Remote work is great in a lot of ways, but it can make coworkers feel strangely flat. You might work with someone every week, trust their judgment, and still know almost nothing about them outside of tickets, meetings, and Slack messages.
When I joined a fully remote company, I felt that gap quickly. I wanted an easier way to understand who people were, what they cared about, where they were coming from, and what might make it easier to connect with them as actual people.
Team Bio was my attempt to build that missing layer. Profiles, trivia, coffee chats, and shared context were not features for the sake of features. They were answers to something I personally felt: remote teams need lightweight ways to build familiarity before every relationship has to be forced through another meeting.
ActionsUptime
ActionsUptime came from a recurring operational annoyance: I had a lot of projects, a lot of GitHub Actions, and not enough confidence that I would notice when something quietly failed.
Normal uptime monitoring tells you whether a site is reachable. That is useful, but it is not the whole picture. A project can look fine from the outside while deployments, scheduled jobs, tests, backups, or other automation are failing behind the scenes.
I wanted one place to see both service uptime and the health of the automation keeping those services moving. That became ActionsUptime.
The first version was not built because I thought monitoring was an untouched market. It was built because I had my own mess of repos and services, and I wanted fewer surprises. When a tool starts that way, the requirements are sharper. I did not need to guess whether the dashboard was useful. I knew whether it helped me catch failures faster.
Photonfolio
Photonfolio is the current version of this pattern.
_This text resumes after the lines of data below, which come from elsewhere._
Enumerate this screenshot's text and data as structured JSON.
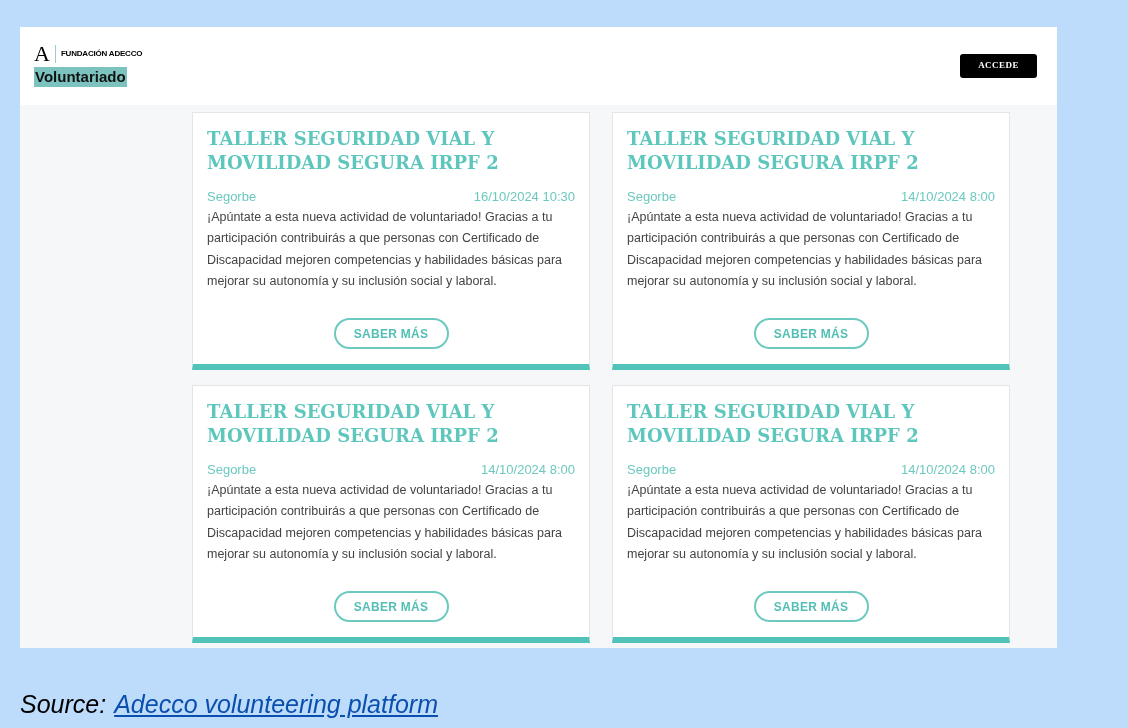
{
  "header": {
    "logo_letter": "A",
    "logo_text": "FUNDACIÓN ADECCO",
    "site_name": "Voluntariado",
    "login_button": "ACCEDE"
  },
  "cards": [
    {
      "title": "TALLER SEGURIDAD VIAL Y MOVILIDAD SEGURA IRPF 2",
      "location": "Segorbe",
      "datetime": "16/10/2024 10:30",
      "description": "¡Apúntate a esta nueva actividad de voluntariado! Gracias a tu participación contribuirás a que personas con Certificado de Discapacidad mejoren competencias y habilidades básicas para mejorar su autonomía y su inclusión social y laboral.",
      "button": "SABER MÁS"
    },
    {
      "title": "TALLER SEGURIDAD VIAL Y MOVILIDAD SEGURA IRPF 2",
      "location": "Segorbe",
      "datetime": "14/10/2024 8:00",
      "description": "¡Apúntate a esta nueva actividad de voluntariado! Gracias a tu participación contribuirás a que personas con Certificado de Discapacidad mejoren competencias y habilidades básicas para mejorar su autonomía y su inclusión social y laboral.",
      "button": "SABER MÁS"
    },
    {
      "title": "TALLER SEGURIDAD VIAL Y MOVILIDAD SEGURA IRPF 2",
      "location": "Segorbe",
      "datetime": "14/10/2024 8:00",
      "description": "¡Apúntate a esta nueva actividad de voluntariado! Gracias a tu participación contribuirás a que personas con Certificado de Discapacidad mejoren competencias y habilidades básicas para mejorar su autonomía y su inclusión social y laboral.",
      "button": "SABER MÁS"
    },
    {
      "title": "TALLER SEGURIDAD VIAL Y MOVILIDAD SEGURA IRPF 2",
      "location": "Segorbe",
      "datetime": "14/10/2024 8:00",
      "description": "¡Apúntate a esta nueva actividad de voluntariado! Gracias a tu participación contribuirás a que personas con Certificado de Discapacidad mejoren competencias y habilidades básicas para mejorar su autonomía y su inclusión social y laboral.",
      "button": "SABER MÁS"
    }
  ],
  "caption": {
    "label": "Source:",
    "link": "Adecco volunteering platform"
  }
}
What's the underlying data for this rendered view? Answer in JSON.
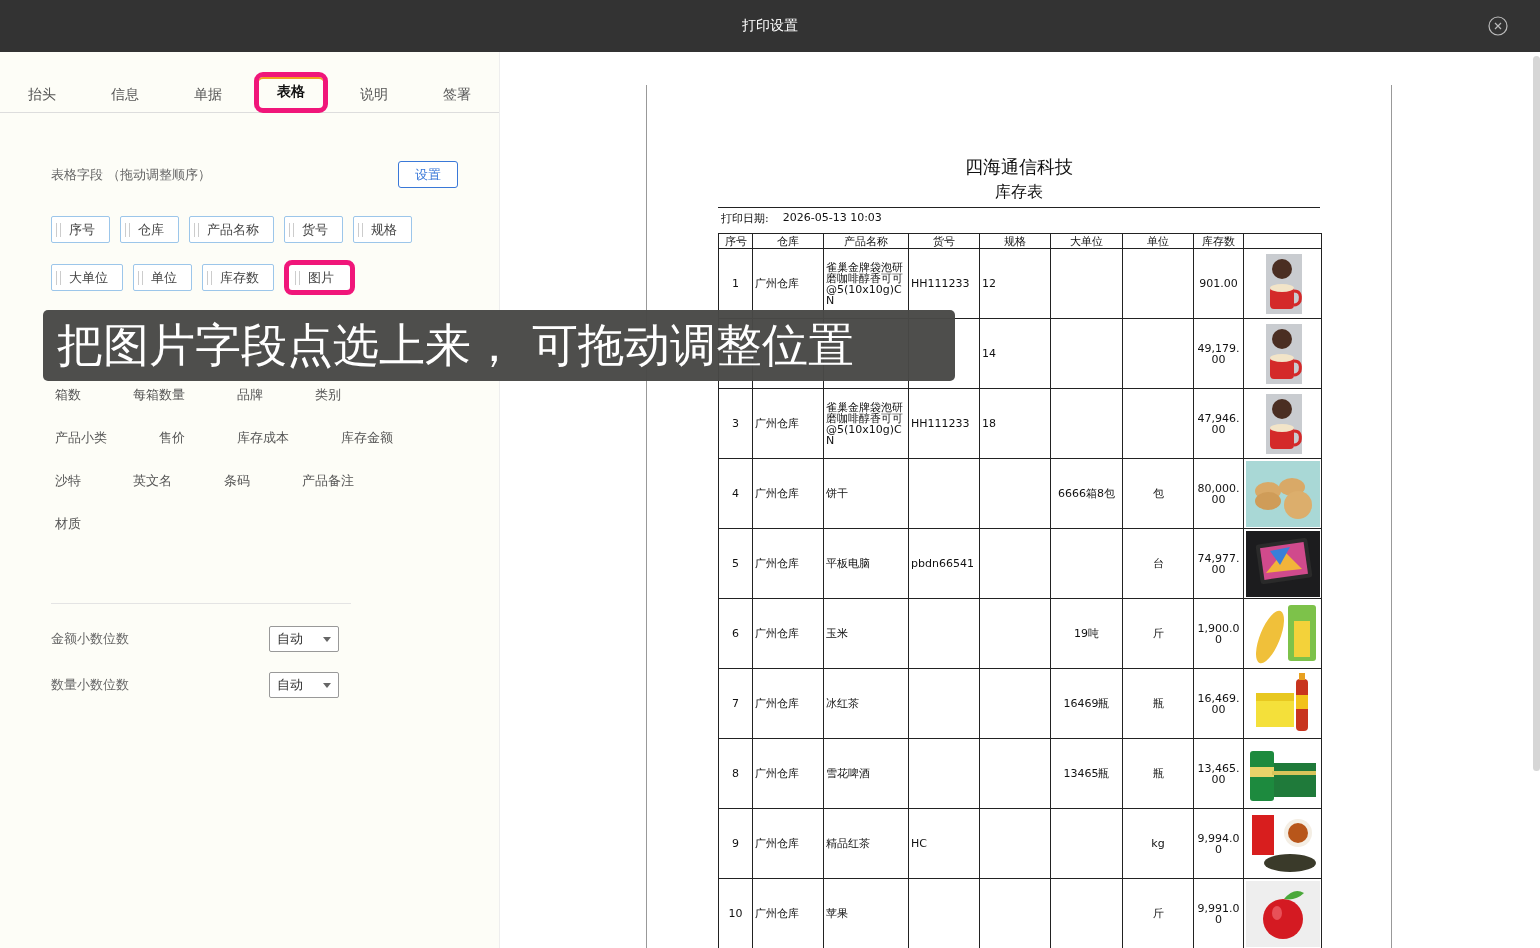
{
  "window": {
    "title": "打印设置"
  },
  "tabs": [
    {
      "label": "抬头",
      "selected": false,
      "highlighted": false
    },
    {
      "label": "信息",
      "selected": false,
      "highlighted": false
    },
    {
      "label": "单据",
      "selected": false,
      "highlighted": false
    },
    {
      "label": "表格",
      "selected": true,
      "highlighted": true
    },
    {
      "label": "说明",
      "selected": false,
      "highlighted": false
    },
    {
      "label": "签署",
      "selected": false,
      "highlighted": false
    }
  ],
  "table_fields": {
    "label": "表格字段 （拖动调整顺序）",
    "button": "设置",
    "chips": [
      {
        "label": "序号",
        "highlighted": false
      },
      {
        "label": "仓库",
        "highlighted": false
      },
      {
        "label": "产品名称",
        "highlighted": false
      },
      {
        "label": "货号",
        "highlighted": false
      },
      {
        "label": "规格",
        "highlighted": false
      },
      {
        "label": "大单位",
        "highlighted": false
      },
      {
        "label": "单位",
        "highlighted": false
      },
      {
        "label": "库存数",
        "highlighted": false
      },
      {
        "label": "图片",
        "highlighted": true
      }
    ]
  },
  "available_fields": [
    [
      "箱数",
      "每箱数量",
      "品牌",
      "类别"
    ],
    [
      "产品小类",
      "售价",
      "库存成本",
      "库存金额"
    ],
    [
      "沙特",
      "英文名",
      "条码",
      "产品备注"
    ],
    [
      "材质"
    ]
  ],
  "decimals": [
    {
      "label": "金额小数位数",
      "value": "自动"
    },
    {
      "label": "数量小数位数",
      "value": "自动"
    }
  ],
  "caption": "把图片字段点选上来， 可拖动调整位置",
  "preview": {
    "company": "四海通信科技",
    "title": "库存表",
    "date_label": "打印日期:",
    "date": "2026-05-13 10:03",
    "columns": [
      "序号",
      "仓库",
      "产品名称",
      "货号",
      "规格",
      "大单位",
      "单位",
      "库存数"
    ],
    "rows": [
      {
        "cells": [
          "1",
          "广州仓库",
          "雀巢金牌袋泡研磨咖啡醇香可可@5(10x10g)CN",
          "HH111233",
          "12",
          null,
          null,
          "901.00"
        ],
        "image": {
          "kind": "picture"
        }
      },
      {
        "cells": [
          null,
          null,
          null,
          null,
          "14",
          null,
          null,
          "49,179.00"
        ],
        "image": {
          "kind": "picture"
        }
      },
      {
        "cells": [
          "3",
          "广州仓库",
          "雀巢金牌袋泡研磨咖啡醇香可可@5(10x10g)CN",
          "HH111233",
          "18",
          null,
          null,
          "47,946.00"
        ],
        "image": {
          "kind": "picture"
        }
      },
      {
        "cells": [
          "4",
          "广州仓库",
          "饼干",
          null,
          null,
          "6666箱8包",
          "包",
          "80,000.00"
        ],
        "image": {
          "kind": "picture"
        }
      },
      {
        "cells": [
          "5",
          "广州仓库",
          "平板电脑",
          "pbdn66541",
          null,
          null,
          "台",
          "74,977.00"
        ],
        "image": {
          "kind": "picture"
        }
      },
      {
        "cells": [
          "6",
          "广州仓库",
          "玉米",
          null,
          null,
          "19吨",
          "斤",
          "1,900.00"
        ],
        "image": {
          "kind": "picture"
        }
      },
      {
        "cells": [
          "7",
          "广州仓库",
          "冰红茶",
          null,
          null,
          "16469瓶",
          "瓶",
          "16,469.00"
        ],
        "image": {
          "kind": "picture"
        }
      },
      {
        "cells": [
          "8",
          "广州仓库",
          "雪花啤酒",
          null,
          null,
          "13465瓶",
          "瓶",
          "13,465.00"
        ],
        "image": {
          "kind": "picture"
        }
      },
      {
        "cells": [
          "9",
          "广州仓库",
          "精品红茶",
          "HC",
          null,
          null,
          "kg",
          "9,994.00"
        ],
        "image": {
          "kind": "picture"
        }
      },
      {
        "cells": [
          "10",
          "广州仓库",
          "苹果",
          null,
          null,
          null,
          "斤",
          "9,991.00"
        ],
        "image": {
          "kind": "picture"
        }
      }
    ]
  }
}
My photo library keeps growing. Outdoor trips, hikes, family events, random experiments, and all the almost-good shots that pile up around the good ones. Managing that gets messy fast. Editing is one part. Sorting is another. Finding the right photo later is another. Sharing albums from a trip without turning it into a chore is another.
I wanted a system that could help me manage and edit that library, while also making it easy to share photos from outdoor trips in a way that felt clean and intentional. Not just dump a folder somewhere. Not just send a handful of compressed images in a chat. I wanted a place where the archive, the editing workflow, and the sharing experience could all fit together.
That is why Photonfolio exists. It is not abstract for me. I have the photos. I have the backlog. I have the trips I want to share. I know the pain of looking through too many similar shots and trying to turn them into something people can actually enjoy.
The pattern
The thread across all of these is pretty simple: I trust problems I have personally lived with.
That does not mean every personal annoyance should become a company. A lot of them should stay as scripts, notes, or tiny tools that make life easier. But when the same friction keeps coming back, and when the solution starts to feel useful beyond me, that is usually when I start taking it seriously.
Being your own first customer gives you a few advantages. You get immediate feedback. You can tell when the product is pretending to solve the problem versus actually solving it. You are less likely to get distracted by features that sound good but do not change the daily experience. You also have to face the uncomfortable question of whether you would use the product if nobody was watching.
That last part is important. It is easy to build something that looks like a product. It is harder to build something that earns its way into your own routine.
I keep coming back to this because it makes the work more honest. RoomScout had to help me manage a real house. Team Bio had to make remote work feel a little more human. ActionsUptime had to tell me when my own systems were failing. Photonfolio has to make my photo library easier to live with.
If I can make something useful enough for myself first, then I have a real starting point. Not a guarantee, but a starting point. And for me, that has always been the best place to build from.